In the coming weeks, we'll be following up with more multimedia materials exploring elements of the story. Sibel Edmonds herself is posting updates and explanatory thoughts via her website, and plans to produce a video report or few on the story. I've also got my creative director at IPRD, Dean Puckett, working on the audio files of my interviews with Sibel Edmonds to splice together a podcast or two. 

We need all your support to get the word out about this story. Because people have a right to know what our governments are doing in our names.

The one thing that keeps me going as I write on these issues which are in many ways so deeply shocking and worrying is... well, three things. My two little girls, and the latest addition to my family, my baby boy, born last month. Being a father and a husband has taught me, really taught me, what life's about, at its core. When I hold my son, so fragile, so tiny and utterly dependent, and indeed completely trusting - even while I myself am physically exhausted - I realise that at the core of what makes human life special is love, compassion, self-sacrifice; realising that the source of one's happiness is nothing less than love for the Other.

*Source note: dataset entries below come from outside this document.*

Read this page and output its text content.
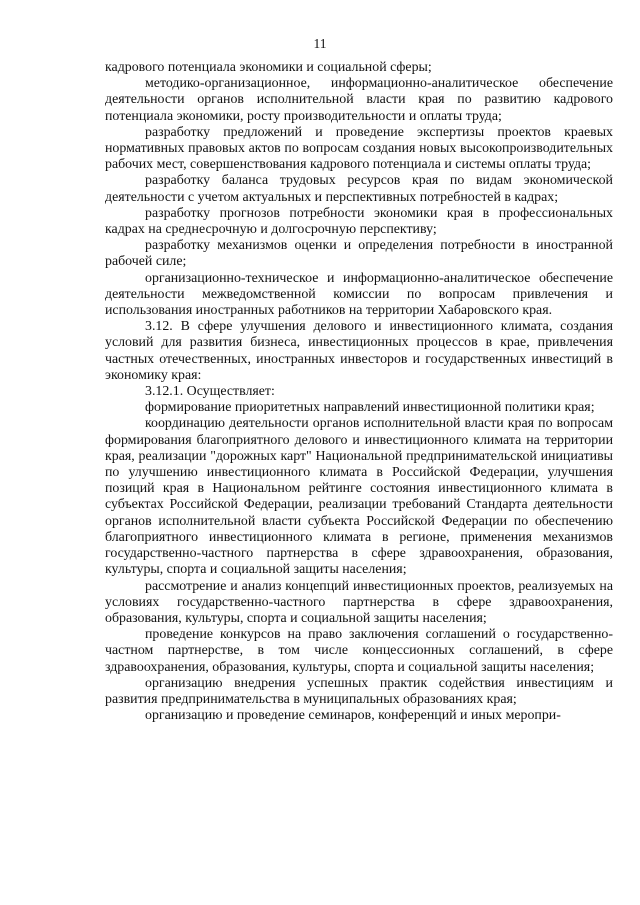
11

кадрового потенциала экономики и социальной сферы;

методико-организационное, информационно-аналитическое обеспечение деятельности органов исполнительной власти края по развитию кадрового потенциала экономики, росту производительности и оплаты труда;

разработку предложений и проведение экспертизы проектов краевых нормативных правовых актов по вопросам создания новых высокопроизводительных рабочих мест, совершенствования кадрового потенциала и системы оплаты труда;

разработку баланса трудовых ресурсов края по видам экономической деятельности с учетом актуальных и перспективных потребностей в кадрах;

разработку прогнозов потребности экономики края в профессиональных кадрах на среднесрочную и долгосрочную перспективу;

разработку механизмов оценки и определения потребности в иностранной рабочей силе;

организационно-техническое и информационно-аналитическое обеспечение деятельности межведомственной комиссии по вопросам привлечения и использования иностранных работников на территории Хабаровского края.

3.12. В сфере улучшения делового и инвестиционного климата, создания условий для развития бизнеса, инвестиционных процессов в крае, привлечения частных отечественных, иностранных инвесторов и государственных инвестиций в экономику края:

3.12.1. Осуществляет:

формирование приоритетных направлений инвестиционной политики края;

координацию деятельности органов исполнительной власти края по вопросам формирования благоприятного делового и инвестиционного климата на территории края, реализации "дорожных карт" Национальной предпринимательской инициативы по улучшению инвестиционного климата в Российской Федерации, улучшения позиций края в Национальном рейтинге состояния инвестиционного климата в субъектах Российской Федерации, реализации требований Стандарта деятельности органов исполнительной власти субъекта Российской Федерации по обеспечению благоприятного инвестиционного климата в регионе, применения механизмов государственно-частного партнерства в сфере здравоохранения, образования, культуры, спорта и социальной защиты населения;

рассмотрение и анализ концепций инвестиционных проектов, реализуемых на условиях государственно-частного партнерства в сфере здравоохранения, образования, культуры, спорта и социальной защиты населения;

проведение конкурсов на право заключения соглашений о государственно-частном партнерстве, в том числе концессионных соглашений, в сфере здравоохранения, образования, культуры, спорта и социальной защиты населения;

организацию внедрения успешных практик содействия инвестициям и развития предпринимательства в муниципальных образованиях края;

организацию и проведение семинаров, конференций и иных меропри-
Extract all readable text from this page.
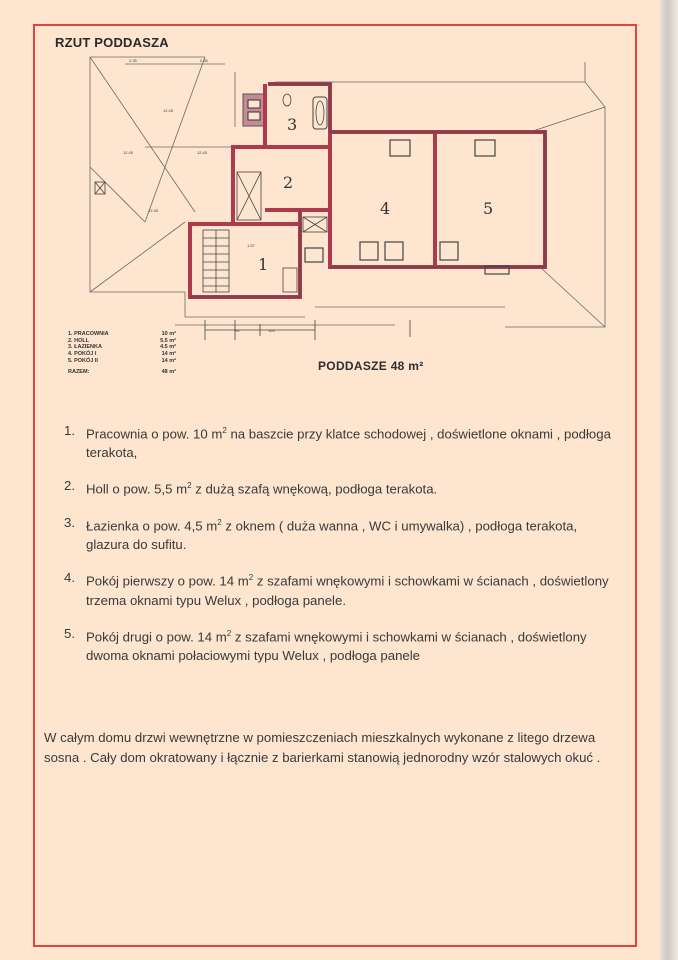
RZUT PODDASZA
2.35	2.35
12.45	12.45
12.45
12.45
1.57
95	165
1
2
3
4	5
1. PRACOWNIA	10 m²
2. HOLL	5.5 m²
3. ŁAZIENKA	4.5 m²
4. POKÓJ I	14 m²
5. POKÓJ II	14 m²
RAZEM:	48 m²	PODDASZE 48 m²
1. Pracownia o pow. 10 $m^2$ na baszcie przy klatce schodowej , doświetlone oknami , podłoga terakota,
2. Holl o pow. 5,5 $m^2$ z dużą szafą wnękową, podłoga terakota.
3. Łazienka o pow. 4,5 $m^2$ z oknem ( duża wanna , WC i umywalka) , podłoga terakota, glazura do sufitu.
4. Pokój pierwszy o pow. 14 $m^2$ z szafami wnękowymi i schowkami w ścianach , doświetlony trzema oknami typu Welux , podłoga panele.
5. Pokój drugi o pow. 14 $m^2$ z szafami wnękowymi i schowkami w ścianach , doświetlony dwoma oknami połaciowymi typu Welux , podłoga panele
W całym domu drzwi wewnętrzne w pomieszczeniach mieszkalnych wykonane z litego drzewa sosna . Cały dom okratowany i łącznie z barierkami stanowią jednorodny wzór stalowych okuć .
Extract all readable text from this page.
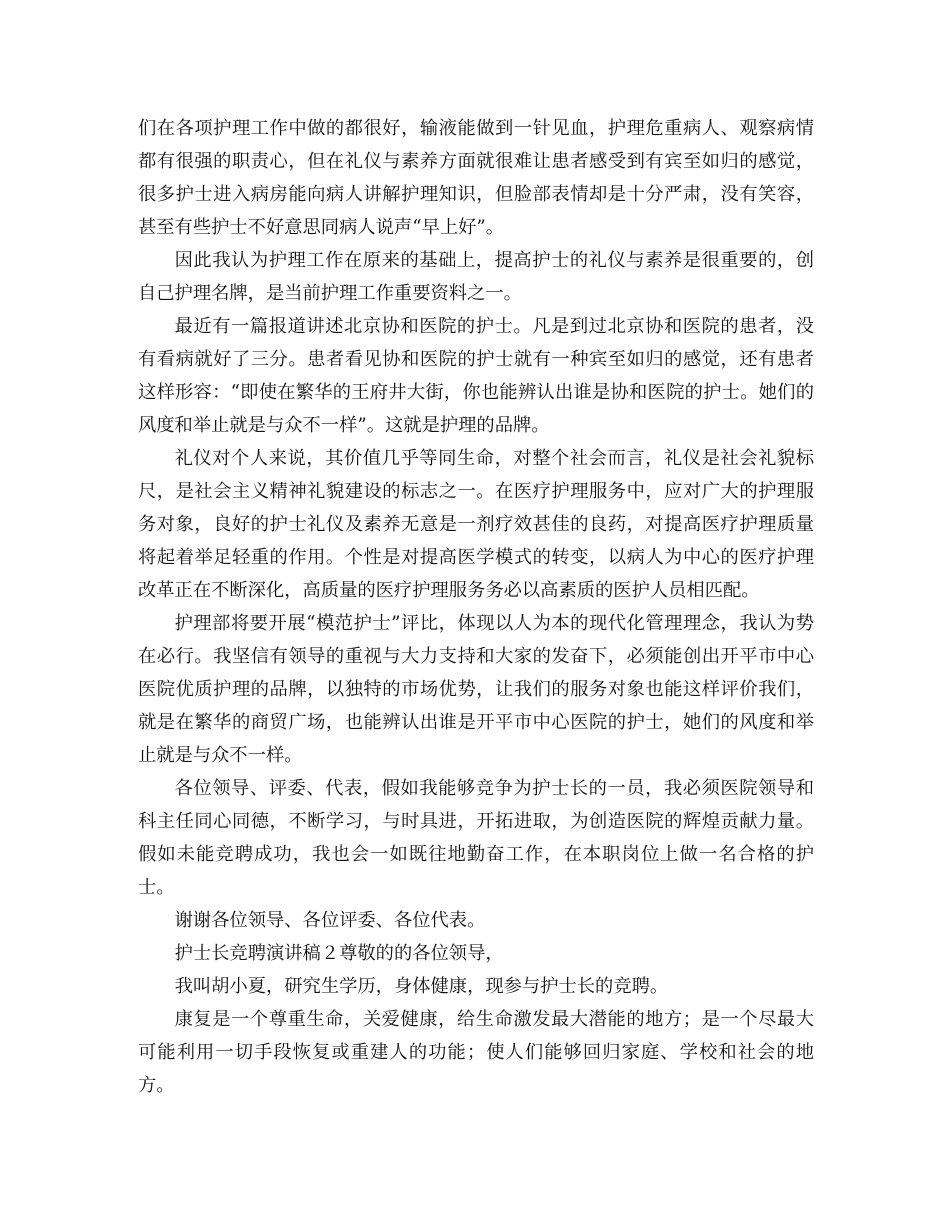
们在各项护理工作中做的都很好，输液能做到一针见血，护理危重病人、观察病情都有很强的职责心，但在礼仪与素养方面就很难让患者感受到有宾至如归的感觉，很多护士进入病房能向病人讲解护理知识，但脸部表情却是十分严肃，没有笑容，甚至有些护士不好意思同病人说声“早上好”。

因此我认为护理工作在原来的基础上，提高护士的礼仪与素养是很重要的，创自己护理名牌，是当前护理工作重要资料之一。

最近有一篇报道讲述北京协和医院的护士。凡是到过北京协和医院的患者，没有看病就好了三分。患者看见协和医院的护士就有一种宾至如归的感觉，还有患者这样形容：“即使在繁华的王府井大街，你也能辨认出谁是协和医院的护士。她们的风度和举止就是与众不一样”。这就是护理的品牌。

礼仪对个人来说，其价值几乎等同生命，对整个社会而言，礼仪是社会礼貌标尺，是社会主义精神礼貌建设的标志之一。在医疗护理服务中，应对广大的护理服务对象，良好的护士礼仪及素养无意是一剂疗效甚佳的良药，对提高医疗护理质量将起着举足轻重的作用。个性是对提高医学模式的转变，以病人为中心的医疗护理改革正在不断深化，高质量的医疗护理服务务必以高素质的医护人员相匹配。

护理部将要开展“模范护士”评比，体现以人为本的现代化管理理念，我认为势在必行。我坚信有领导的重视与大力支持和大家的发奋下，必须能创出开平市中心医院优质护理的品牌，以独特的市场优势，让我们的服务对象也能这样评价我们，就是在繁华的商贸广场，也能辨认出谁是开平市中心医院的护士，她们的风度和举止就是与众不一样。

各位领导、评委、代表，假如我能够竞争为护士长的一员，我必须医院领导和科主任同心同德，不断学习，与时具进，开拓进取，为创造医院的辉煌贡献力量。假如未能竞聘成功，我也会一如既往地勤奋工作，在本职岗位上做一名合格的护士。

谢谢各位领导、各位评委、各位代表。

护士长竞聘演讲稿２尊敬的的各位领导，

我叫胡小夏，研究生学历，身体健康，现参与护士长的竞聘。

康复是一个尊重生命，关爱健康，给生命激发最大潜能的地方；是一个尽最大可能利用一切手段恢复或重建人的功能；使人们能够回归家庭、学校和社会的地方。
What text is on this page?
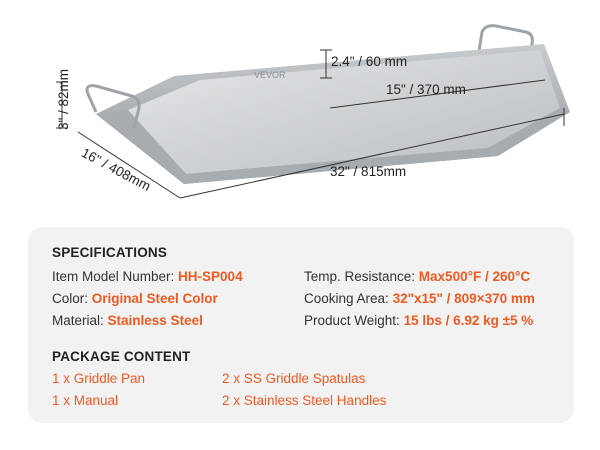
VEVOR
2.4" / 60 mm
15" / 370 mm
3" / 82mm
16" / 408mm	32" / 815mm
SPECIFICATIONS
Item Model Number: HH-SP004
Color: Original Steel Color
Material: Stainless Steel
Temp. Resistance: Max500°F / 260°C
Cooking Area: 32"x15" / 809×370 mm
Product Weight: 15 lbs / 6.92 kg ±5 %
PACKAGE CONTENT
1 x Griddle Pan
1 x Manual
2 x SS Griddle Spatulas
2 x Stainless Steel Handles
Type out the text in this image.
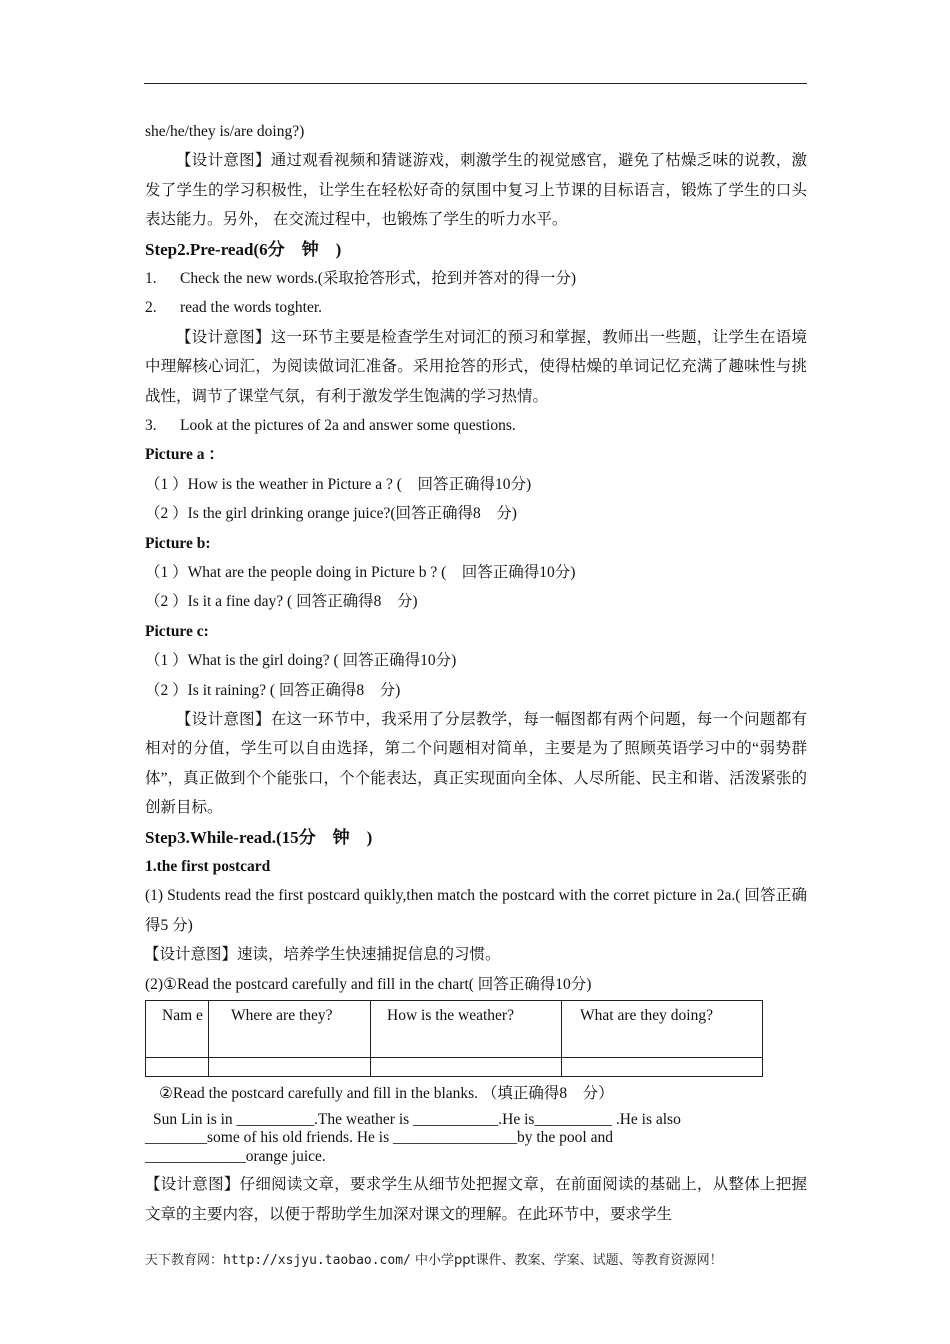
she/he/they is/are doing?)
【设计意图】通过观看视频和猜谜游戏，刺激学生的视觉感官，避免了枯燥乏味的说教，激发了学生的学习积极性，让学生在轻松好奇的氛围中复习上节课的目标语言，锻炼了学生的口头表达能力。另外， 在交流过程中，也锻炼了学生的听力水平。
Step2.Pre-read(6分　钟　)
1.	Check the new words.(采取抢答形式，抢到并答对的得一分)
2.	read the words toghter.
【设计意图】这一环节主要是检查学生对词汇的预习和掌握，教师出一些题，让学生在语境中理解核心词汇，为阅读做词汇准备。采用抢答的形式，使得枯燥的单词记忆充满了趣味性与挑战性，调节了课堂气氛，有利于激发学生饱满的学习热情。
3.	Look at the pictures of 2a and answer some questions.
Picture a ：
（1 ）How is the weather in Picture a ? (　回答正确得10分)
（2 ）Is the girl drinking orange juice?(回答正确得8　分)
Picture b:
（1 ）What are the people doing in Picture b ? (　回答正确得10分)
（2 ）Is it a fine day? ( 回答正确得8　分)
Picture c:
（1 ）What is the girl doing? ( 回答正确得10分)
（2 ）Is it raining? ( 回答正确得8　分)
【设计意图】在这一环节中，我采用了分层教学，每一幅图都有两个问题，每一个问题都有相对的分值，学生可以自由选择，第二个问题相对简单，主要是为了照顾英语学习中的“弱势群体”，真正做到个个能张口，个个能表达，真正实现面向全体、人尽所能、民主和谐、活泼紧张的创新目标。
Step3.While-read.(15分　钟　)
1.the first postcard
(1) Students read the first postcard quikly,then match the postcard with the corret picture in 2a.( 回答正确得5 分)
【设计意图】速读，培养学生快速捕捉信息的习惯。
(2)①Read the postcard carefully and fill in the chart( 回答正确得10分)
Nam e	Where are they?	How is the weather?	What are they doing?

②Read the postcard carefully and fill in the blanks. （填正确得8　分）
Sun Lin is in __________.The weather is ___________.He is__________ .He is also
________some of his old friends. He is ________________by the pool and
_____________orange juice.
【设计意图】仔细阅读文章，要求学生从细节处把握文章，在前面阅读的基础上，从整体上把握文章的主要内容，以便于帮助学生加深对课文的理解。在此环节中，要求学生
天下教育网：http://xsjyu.taobao.com/ 中小学ppt课件、教案、学案、试题、等教育资源网！
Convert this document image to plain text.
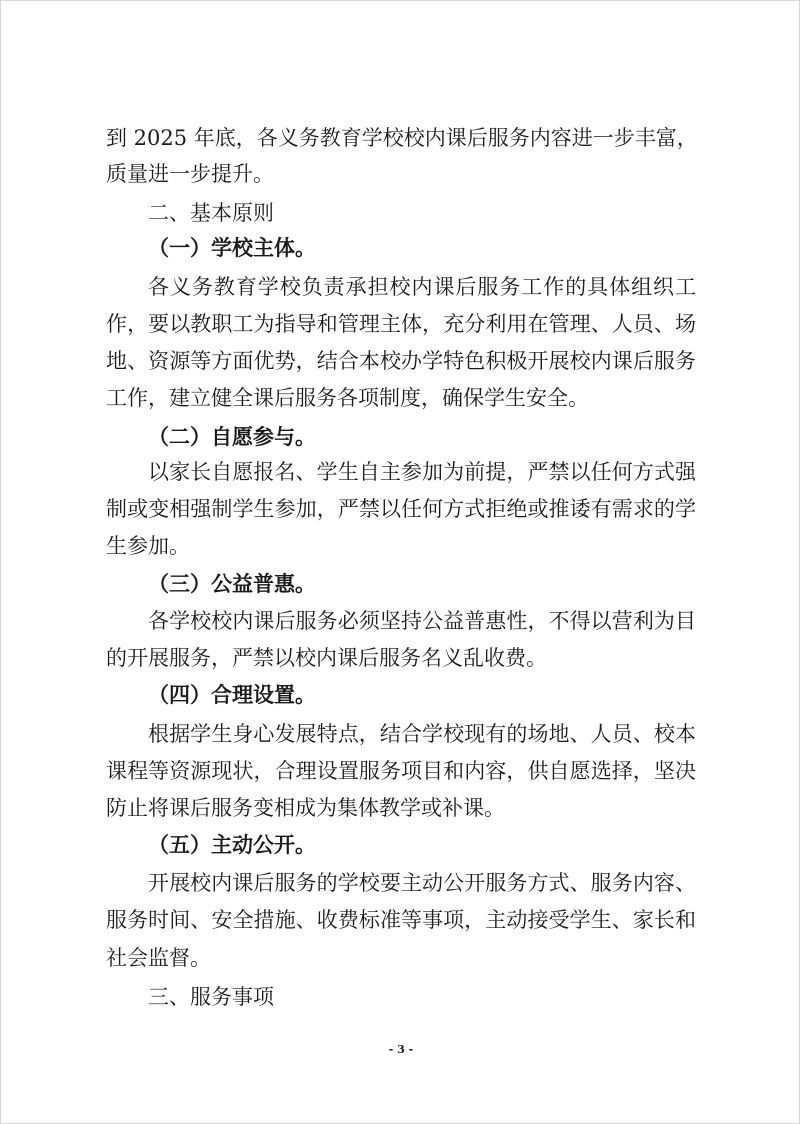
到 2025 年底，各义务教育学校校内课后服务内容进一步丰富，
质量进一步提升。
二、基本原则
（一）学校主体。
各义务教育学校负责承担校内课后服务工作的具体组织工
作，要以教职工为指导和管理主体，充分利用在管理、人员、场
地、资源等方面优势，结合本校办学特色积极开展校内课后服务
工作，建立健全课后服务各项制度，确保学生安全。
（二）自愿参与。
以家长自愿报名、学生自主参加为前提，严禁以任何方式强
制或变相强制学生参加，严禁以任何方式拒绝或推诿有需求的学
生参加。
（三）公益普惠。
各学校校内课后服务必须坚持公益普惠性，不得以营利为目
的开展服务，严禁以校内课后服务名义乱收费。
（四）合理设置。
根据学生身心发展特点，结合学校现有的场地、人员、校本
课程等资源现状，合理设置服务项目和内容，供自愿选择，坚决
防止将课后服务变相成为集体教学或补课。
（五）主动公开。
开展校内课后服务的学校要主动公开服务方式、服务内容、
服务时间、安全措施、收费标准等事项，主动接受学生、家长和
社会监督。
三、服务事项
- 3 -
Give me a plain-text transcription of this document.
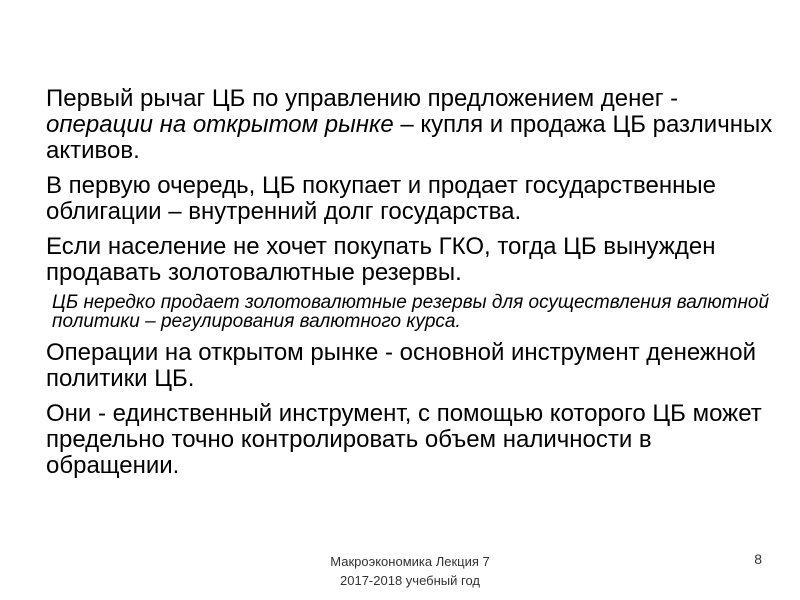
Первый рычаг ЦБ по управлению предложением денег - операции на открытом рынке – купля и продажа ЦБ различных активов.

В первую очередь, ЦБ покупает и продает государственные облигации – внутренний долг государства.

Если население не хочет покупать ГКО, тогда ЦБ вынужден продавать золотовалютные резервы.

ЦБ нередко продает золотовалютные резервы для осуществления валютной политики – регулирования валютного курса.

Операции на открытом рынке - основной инструмент денежной политики ЦБ.

Они - единственный инструмент, с помощью которого ЦБ может предельно точно контролировать объем наличности в обращении.

Макроэкономика Лекция 7
2017-2018 учебный год
8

And then you realise, that the separation between your self and the Other is, itself, merely an ideological artifact, that in fact we are all, truly, in this together, parts of a whole, one family.

So I stare into the face of the Abyss with eyes wide open, my heart free from fear, bearing a grin that some might mistake for madness, fists emboldened by the love that flows through veins wrought from the struggle, because what else is there to do?